Personal information
- Date of birth: 28 September 1970 (age 54)
- Place of birth: South Australia, Australia
- Position(s): Defender

International career^{‡}
- Years: Team / Apps / (Gls)
- 1989–1999: Australia / 60 / (1)

= Sonia Gegenhuber =

Australian soccer player (born 1970)

Sonia Gegenhuber is a retired Australian soccer player who played 75 times (including 60 full international matches) for Australia and was a national captain.

==Early life==
Gegenhuber grew up in Mannum, South Australia where she began playing soccer alongside her three brothers.

==Playing career==
After spending time playing in Adelaide for Brahma Lodge, Gegenhuber moved to Queensland. She had stints with Coalstars, Eastern Suburbs and QAS Sting.

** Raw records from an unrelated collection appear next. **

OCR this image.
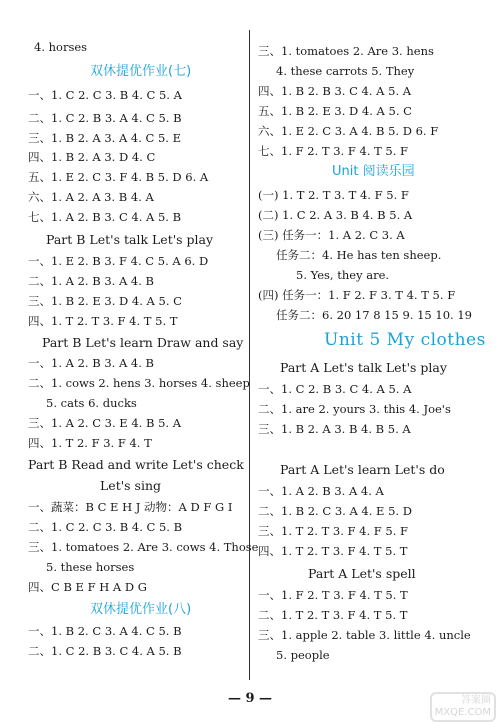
4. horses
双休提优作业(七)
一、1. C 2. C 3. B 4. C 5. A
二、1. C 2. B 3. A 4. C 5. B
三、1. B 2. A 3. A 4. C 5. E
四、1. B 2. A 3. D 4. C
五、1. E 2. C 3. F 4. B 5. D 6. A
六、1. A 2. A 3. B 4. A
七、1. A 2. B 3. C 4. A 5. B
Part B Let's talk Let's play
一、1. E 2. B 3. F 4. C 5. A 6. D
二、1. A 2. B 3. A 4. B
三、1. B 2. E 3. D 4. A 5. C
四、1. T 2. T 3. F 4. T 5. T
Part B Let's learn Draw and say
一、1. A 2. B 3. A 4. B
二、1. cows 2. hens 3. horses 4. sheep
5. cats 6. ducks
三、1. A 2. C 3. E 4. B 5. A
四、1. T 2. F 3. F 4. T
Part B Read and write Let's check
Let's sing
一、蔬菜：B C E H J 动物：A D F G I
二、1. C 2. C 3. B 4. C 5. B
三、1. tomatoes 2. Are 3. cows 4. Those
5. these horses
四、C B E F H A D G
双休提优作业(八)
一、1. B 2. C 3. A 4. C 5. B
二、1. C 2. B 3. C 4. A 5. B
三、1. tomatoes 2. Are 3. hens
4. these carrots 5. They
四、1. B 2. B 3. C 4. A 5. A
五、1. B 2. E 3. D 4. A 5. C
六、1. E 2. C 3. A 4. B 5. D 6. F
七、1. F 2. T 3. F 4. T 5. F
Unit 阅读乐园
(一) 1. T 2. T 3. T 4. F 5. F
(二) 1. C 2. A 3. B 4. B 5. A
(三) 任务一：1. A 2. C 3. A
任务二：4. He has ten sheep.
5. Yes, they are.
(四) 任务一：1. F 2. F 3. T 4. T 5. F
任务二：6. 20 17 8 15 9. 15 10. 19
Unit 5 My clothes
Part A Let's talk Let's play
一、1. C 2. B 3. C 4. A 5. A
二、1. are 2. yours 3. this 4. Joe's
三、1. B 2. A 3. B 4. B 5. A
Part A Let's learn Let's do
一、1. A 2. B 3. A 4. A
二、1. B 2. C 3. A 4. E 5. D
三、1. T 2. T 3. F 4. F 5. F
四、1. T 2. T 3. F 4. T 5. T
Part A Let's spell
一、1. F 2. T 3. F 4. T 5. T
二、1. T 2. T 3. F 4. T 5. T
三、1. apple 2. table 3. little 4. uncle
5. people
— 9 —	答案圈
MXQE.COM
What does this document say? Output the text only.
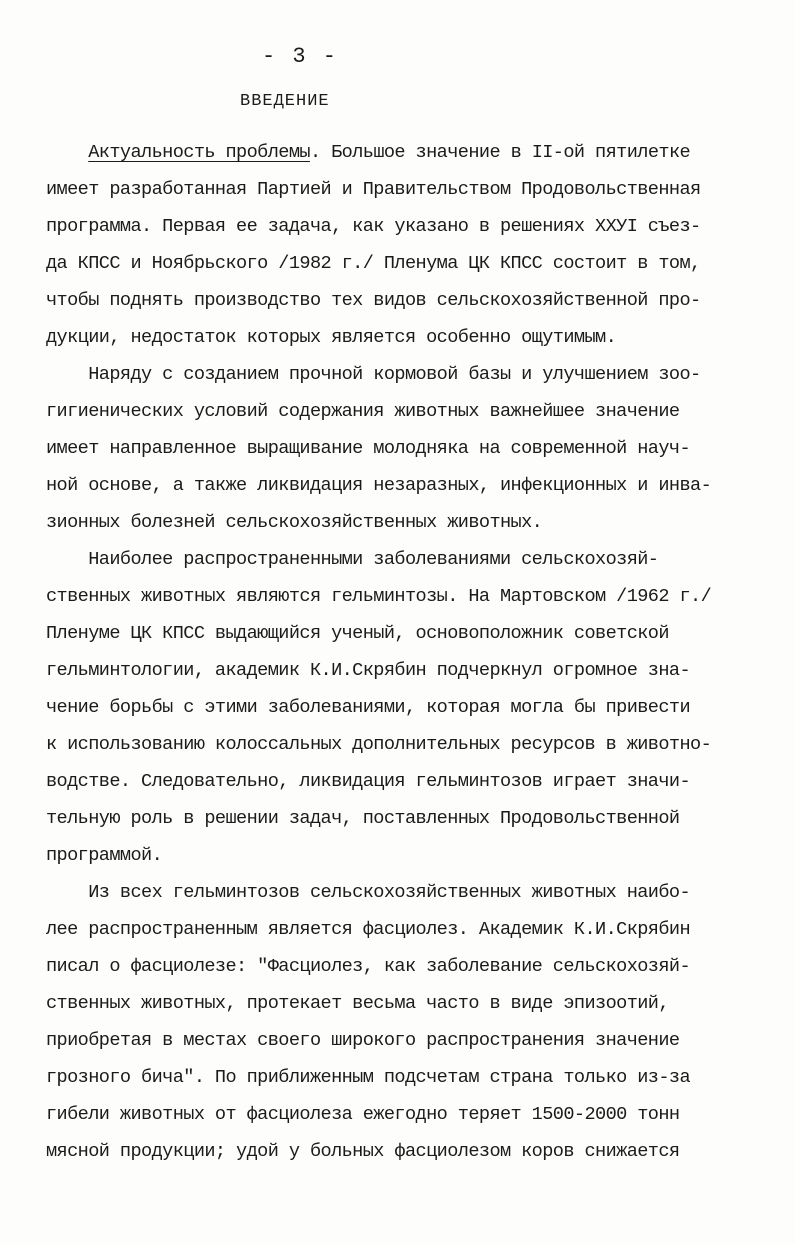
- 3 -
ВВЕДЕНИЕ
Актуальность проблемы. Большое значение в II-ой пятилетке
имеет разработанная Партией и Правительством Продовольственная
программа. Первая ее задача, как указано в решениях XXУI съез-
да КПСС и Ноябрьского /1982 г./ Пленума ЦК КПСС состоит в том,
чтобы поднять производство тех видов сельскохозяйственной про-
дукции, недостаток которых является особенно ощутимым.
Наряду с созданием прочной кормовой базы и улучшением зоо-
гигиенических условий содержания животных важнейшее значение
имеет направленное выращивание молодняка на современной науч-
ной основе, а также ликвидация незаразных, инфекционных и инва-
зионных болезней сельскохозяйственных животных.
Наиболее распространенными заболеваниями сельскохозяй-
ственных животных являются гельминтозы. На Мартовском /1962 г./
Пленуме ЦК КПСС выдающийся ученый, основоположник советской
гельминтологии, академик К.И.Скрябин подчеркнул огромное зна-
чение борьбы с этими заболеваниями, которая могла бы привести
к использованию колоссальных дополнительных ресурсов в животно-
водстве. Следовательно, ликвидация гельминтозов играет значи-
тельную роль в решении задач, поставленных Продовольственной
программой.
Из всех гельминтозов сельскохозяйственных животных наибо-
лее распространенным является фасциолез. Академик К.И.Скрябин
писал о фасциолезе: "Фасциолез, как заболевание сельскохозяй-
ственных животных, протекает весьма часто в виде эпизоотий,
приобретая в местах своего широкого распространения значение
грозного бича". По приближенным подсчетам страна только из-за
гибели животных от фасциолеза ежегодно теряет 1500-2000 тонн
мясной продукции; удой у больных фасциолезом коров снижается
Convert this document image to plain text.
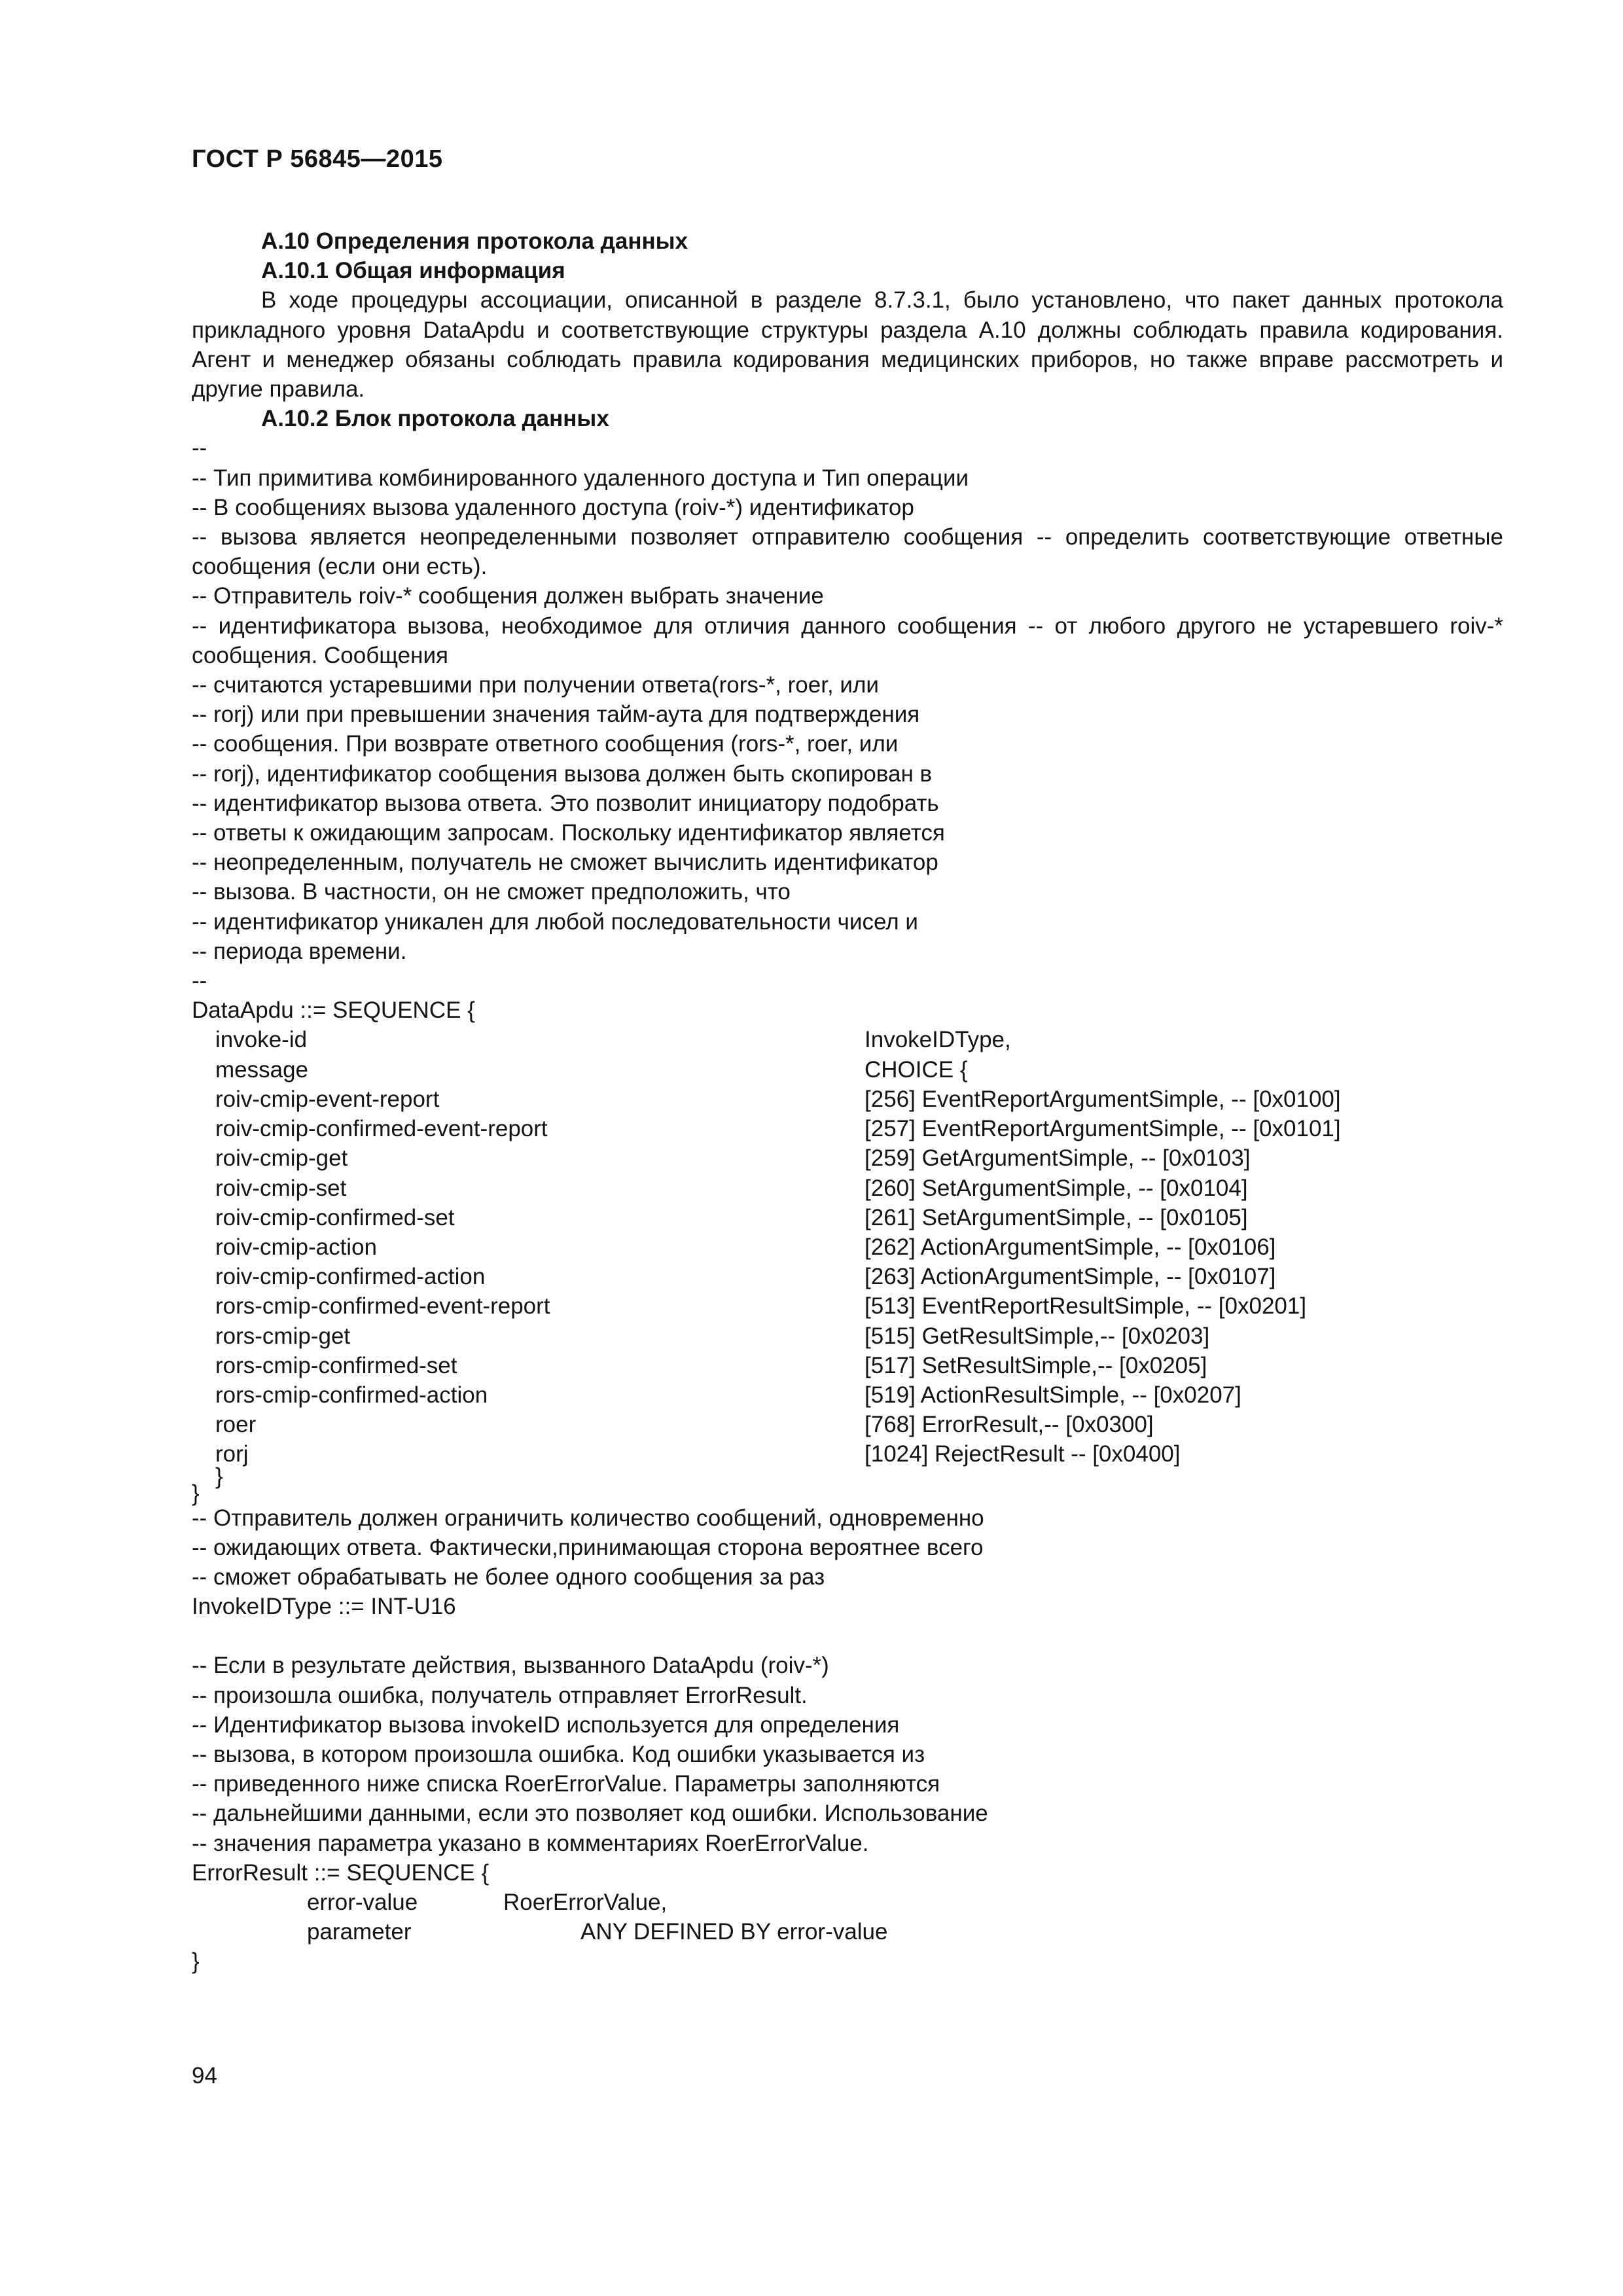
ГОСТ Р 56845—2015
A.10 Определения протокола данных
A.10.1 Общая информация
В ходе процедуры ассоциации, описанной в разделе 8.7.3.1, было установлено, что пакет данных протокола прикладного уровня DataApdu и соответствующие структуры раздела А.10 должны соблюдать правила кодирования. Агент и менеджер обязаны соблюдать правила кодирования медицинских приборов, но также вправе рассмотреть и другие правила.
A.10.2 Блок протокола данных
--
-- Тип примитива комбинированного удаленного доступа и Тип операции
-- В сообщениях вызова удаленного доступа (roiv-*) идентификатор
-- вызова является неопределенными позволяет отправителю сообщения -- определить соответствующие ответные сообщения (если они есть).
-- Отправитель roiv-* сообщения должен выбрать значение
-- идентификатора вызова, необходимое для отличия данного сообщения -- от любого другого не устаревшего roiv-* сообщения. Сообщения
-- считаются устаревшими при получении ответа(rors-*, roer, или
-- rorj) или при превышении значения тайм-аута для подтверждения
-- сообщения. При возврате ответного сообщения (rors-*, roer, или
-- rorj), идентификатор сообщения вызова должен быть скопирован в
-- идентификатор вызова ответа. Это позволит инициатору подобрать
-- ответы к ожидающим запросам. Поскольку идентификатор является
-- неопределенным, получатель не сможет вычислить идентификатор
-- вызова. В частности, он не сможет предположить, что
-- идентификатор уникален для любой последовательности чисел и
-- периода времени.
--
DataApdu ::= SEQUENCE {
invoke-id	InvokeIDType,
message	CHOICE {
roiv-cmip-event-report	[256] EventReportArgumentSimple, -- [0x0100]
roiv-cmip-confirmed-event-report	[257] EventReportArgumentSimple, -- [0x0101]
roiv-cmip-get	[259] GetArgumentSimple, -- [0x0103]
roiv-cmip-set	[260] SetArgumentSimple, -- [0x0104]
roiv-cmip-confirmed-set	[261] SetArgumentSimple, -- [0x0105]
roiv-cmip-action	[262] ActionArgumentSimple, -- [0x0106]
roiv-cmip-confirmed-action	[263] ActionArgumentSimple, -- [0x0107]
rors-cmip-confirmed-event-report	[513] EventReportResultSimple, -- [0x0201]
rors-cmip-get	[515] GetResultSimple,-- [0x0203]
rors-cmip-confirmed-set	[517] SetResultSimple,-- [0x0205]
rors-cmip-confirmed-action	[519] ActionResultSimple, -- [0x0207]
roer	[768] ErrorResult,-- [0x0300]
rorj	[1024] RejectResult -- [0x0400]
}
}
-- Отправитель должен ограничить количество сообщений, одновременно
-- ожидающих ответа. Фактически,принимающая сторона вероятнее всего
-- сможет обрабатывать не более одного сообщения за раз
InvokeIDType ::= INT-U16
-- Если в результате действия, вызванного DataApdu (roiv-*)
-- произошла ошибка, получатель отправляет ErrorResult.
-- Идентификатор вызова invokeID используется для определения
-- вызова, в котором произошла ошибка. Код ошибки указывается из
-- приведенного ниже списка RoerErrorValue. Параметры заполняются
-- дальнейшими данными, если это позволяет код ошибки. Использование
-- значения параметра указано в комментариях RoerErrorValue.
ErrorResult ::= SEQUENCE {
error-value	RoerErrorValue,
parameter	ANY DEFINED BY error-value
}
94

Gegenhuber made her debut for Australia in 1989. At the 1995 FIFA Women's World Cup, she made two appearances. She made her final appearance for Australia in 1999, have made 75 appearances, including 60 in full international matches.

==Honours==
In 2013, Football Federation Australia named Gegenhuber as part their women's team of the decade for the years 1990 to 1999.

In 2018, she was inducted into the FFA Hall of Fame.